If autonomous vehicles and robots are ever going to be safe and efficient, they need to perceive their surroundings. They also need to be able to predict the behavior of the stuff around them—whether that’s other robots, vehicles, or even people—and plan their paths and make decisions accordingly. In other words, they need machine vision.
Traditionally, machine vision is accomplished with a combination of cameras and sensors including radar, sonar, and lidar. But machine vision also often relies on heat. “Heat radiation comes from all objects that have nonzero temperatures,” says Zubin Jacob, an electrical and computer engineering professor at Purdue University. “Leaves, trees, plants, buildings—they’re all emitting thermal radiation, but as this is invisible infrared radiation, our eyes and conventional cameras cannot see it.” But because thermal waves constantly scatter, the images generated by infrared cameras lack material specificity, resulting in hazy, “ghostlike” images with no depth or texture.
As an alternative to “ghost” images, Jacob and his colleagues at Purdue and Michigan State universities have developed a heat-assisted detection and ranging (HADAR) technique that resolves cluttered heat signals to “see” texture and depth. In a proof-of-concept experiment, they demonstrated that HADAR ranging during nighttime is as good as RGB stereovision in the day. Their work was published on 26 July in Nature.
Humans see a rich variety of colors, textures, and depth in the day or settings with adequate light, but even in dim or dark situations, there are plenty of thermal photons bouncing around. Though humans can’t see it, “this limitation need not apply to machines,” says Jacob, “But we needed to develop new sensors and new algorithms to leverage that information.”
For their experiment, the researchers chose an outdoor space in a marshy area, far from roads and urban illumination. They collected thermal images in the infrared spectrum across almost 100 different frequencies. And just as each pixel in RGB images is encoded by three visible frequencies (R for red, G for green, B for blue), each pixel in the experiment was labeled with three thermal physics attributes, TeX—temperature (T), material fingerprint or emissivity (e), and texture or surface geometry (X). “T and e are reasonably well understood, but the crucial insight about texture is actually in X,” says Jacob. “X is really the many little suns in your scene that’s illuminating your specific area of interest.”
The researchers fed all the collected TeX information into a machine-learning algorithm to generate images with depth and texture. They used what they call TeX decomposition to untangle temperature and emissivity, and recover texture from the heat signal. The decluttered T, e, and Xattributes were then used to resolve colors in terms of hue, saturation, and brightness in the same way humans see color. “At nighttime, in pitch darkness, our accuracy was the same when we came back in the daytime and did the ranging and detection with RGB cameras,” Jacob says.
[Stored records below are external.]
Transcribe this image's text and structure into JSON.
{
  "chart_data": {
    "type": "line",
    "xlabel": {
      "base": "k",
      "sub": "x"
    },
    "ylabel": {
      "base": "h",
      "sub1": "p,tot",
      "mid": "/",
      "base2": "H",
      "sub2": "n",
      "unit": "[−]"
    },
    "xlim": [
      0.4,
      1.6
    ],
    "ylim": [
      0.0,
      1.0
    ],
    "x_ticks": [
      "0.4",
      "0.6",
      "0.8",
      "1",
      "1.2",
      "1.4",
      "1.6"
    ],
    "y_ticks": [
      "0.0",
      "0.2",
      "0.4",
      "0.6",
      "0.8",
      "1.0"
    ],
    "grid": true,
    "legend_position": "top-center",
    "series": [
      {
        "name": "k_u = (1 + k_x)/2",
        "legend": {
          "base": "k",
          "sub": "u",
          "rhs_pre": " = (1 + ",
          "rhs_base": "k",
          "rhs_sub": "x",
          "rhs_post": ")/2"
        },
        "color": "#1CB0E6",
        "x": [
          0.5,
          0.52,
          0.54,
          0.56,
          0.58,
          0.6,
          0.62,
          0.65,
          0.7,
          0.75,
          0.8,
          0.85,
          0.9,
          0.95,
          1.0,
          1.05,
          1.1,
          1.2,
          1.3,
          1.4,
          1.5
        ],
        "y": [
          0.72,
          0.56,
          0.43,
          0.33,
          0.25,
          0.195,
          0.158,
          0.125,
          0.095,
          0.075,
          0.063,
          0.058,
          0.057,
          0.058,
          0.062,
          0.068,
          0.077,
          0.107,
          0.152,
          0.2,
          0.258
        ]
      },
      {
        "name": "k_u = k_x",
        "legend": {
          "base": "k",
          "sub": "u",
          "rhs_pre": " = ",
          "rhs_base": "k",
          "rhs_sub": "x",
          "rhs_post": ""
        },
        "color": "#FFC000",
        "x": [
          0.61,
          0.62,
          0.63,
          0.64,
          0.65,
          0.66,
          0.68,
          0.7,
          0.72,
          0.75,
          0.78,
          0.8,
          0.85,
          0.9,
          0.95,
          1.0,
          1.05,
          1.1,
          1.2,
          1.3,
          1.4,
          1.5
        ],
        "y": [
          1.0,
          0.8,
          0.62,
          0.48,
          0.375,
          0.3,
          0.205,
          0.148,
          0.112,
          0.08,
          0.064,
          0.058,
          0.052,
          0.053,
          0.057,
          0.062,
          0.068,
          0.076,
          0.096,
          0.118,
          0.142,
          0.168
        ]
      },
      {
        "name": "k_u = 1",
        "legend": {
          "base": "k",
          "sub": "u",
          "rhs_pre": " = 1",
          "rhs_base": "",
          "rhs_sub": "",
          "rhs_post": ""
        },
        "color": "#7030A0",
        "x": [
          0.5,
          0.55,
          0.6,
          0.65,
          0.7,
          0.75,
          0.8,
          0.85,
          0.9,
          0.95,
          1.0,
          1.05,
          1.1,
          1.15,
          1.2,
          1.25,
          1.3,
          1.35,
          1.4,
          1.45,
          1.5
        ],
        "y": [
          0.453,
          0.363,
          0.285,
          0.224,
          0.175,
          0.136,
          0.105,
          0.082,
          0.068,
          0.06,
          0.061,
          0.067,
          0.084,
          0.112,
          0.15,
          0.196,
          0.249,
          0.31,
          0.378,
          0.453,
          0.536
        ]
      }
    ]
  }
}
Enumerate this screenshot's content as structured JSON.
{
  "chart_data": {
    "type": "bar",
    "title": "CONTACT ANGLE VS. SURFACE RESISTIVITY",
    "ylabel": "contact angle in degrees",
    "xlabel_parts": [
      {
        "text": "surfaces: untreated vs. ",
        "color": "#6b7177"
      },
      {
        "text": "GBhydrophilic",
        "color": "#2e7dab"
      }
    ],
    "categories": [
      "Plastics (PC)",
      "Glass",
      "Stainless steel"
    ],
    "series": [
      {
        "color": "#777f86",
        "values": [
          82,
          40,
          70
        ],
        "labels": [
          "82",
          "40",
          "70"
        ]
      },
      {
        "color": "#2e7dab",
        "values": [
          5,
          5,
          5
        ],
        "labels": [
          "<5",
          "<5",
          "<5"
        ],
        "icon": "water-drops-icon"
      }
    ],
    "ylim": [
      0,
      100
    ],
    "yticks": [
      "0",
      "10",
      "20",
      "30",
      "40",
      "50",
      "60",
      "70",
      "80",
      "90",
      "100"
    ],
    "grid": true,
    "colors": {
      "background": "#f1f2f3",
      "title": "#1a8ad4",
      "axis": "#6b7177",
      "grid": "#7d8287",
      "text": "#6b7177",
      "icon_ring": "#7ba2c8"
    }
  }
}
The biggest advantage of HADAR is that it is passive, Jacob adds. “Which means you don’t have to illuminate the scene with a laser, sound waves, or electromagnetic waves. Also, in active approaches like lidar, sonar, or radar, if there are many agents in the scene, there can be a lot of crosstalk between them.”
As a new technology, HADAR is in a fairly nascent stage, Jacob says. At present, data collection requires almost a minute. By comparison, an autonomous vehicle driving at night, for example, would need to image its surroundings in milliseconds. Also, the cameras required for data collection are bulky, pricey, and power hungry: “Great for a scientific demonstration, but not really for kind of widespread adoption,” according to Jacob. The researchers are currently working on these problems, and Jacob predicts another few years of research will be directed to address them.
However, there are a few applications that are immediately possible, Jacob says, such as nocturnal wildlife monitoring. Another place where millisecond decision-making ability is not required is some medical applications, such as measuring temperature gradients on the human body.
“The big challenge now is hardware improvements,” Jacob says, “[into which] we can incorporate our advanced algorithms.” The next generation of cameras, he predicts, will be high-speed and compact, and work at room temperatures, for which they will need completely new materials.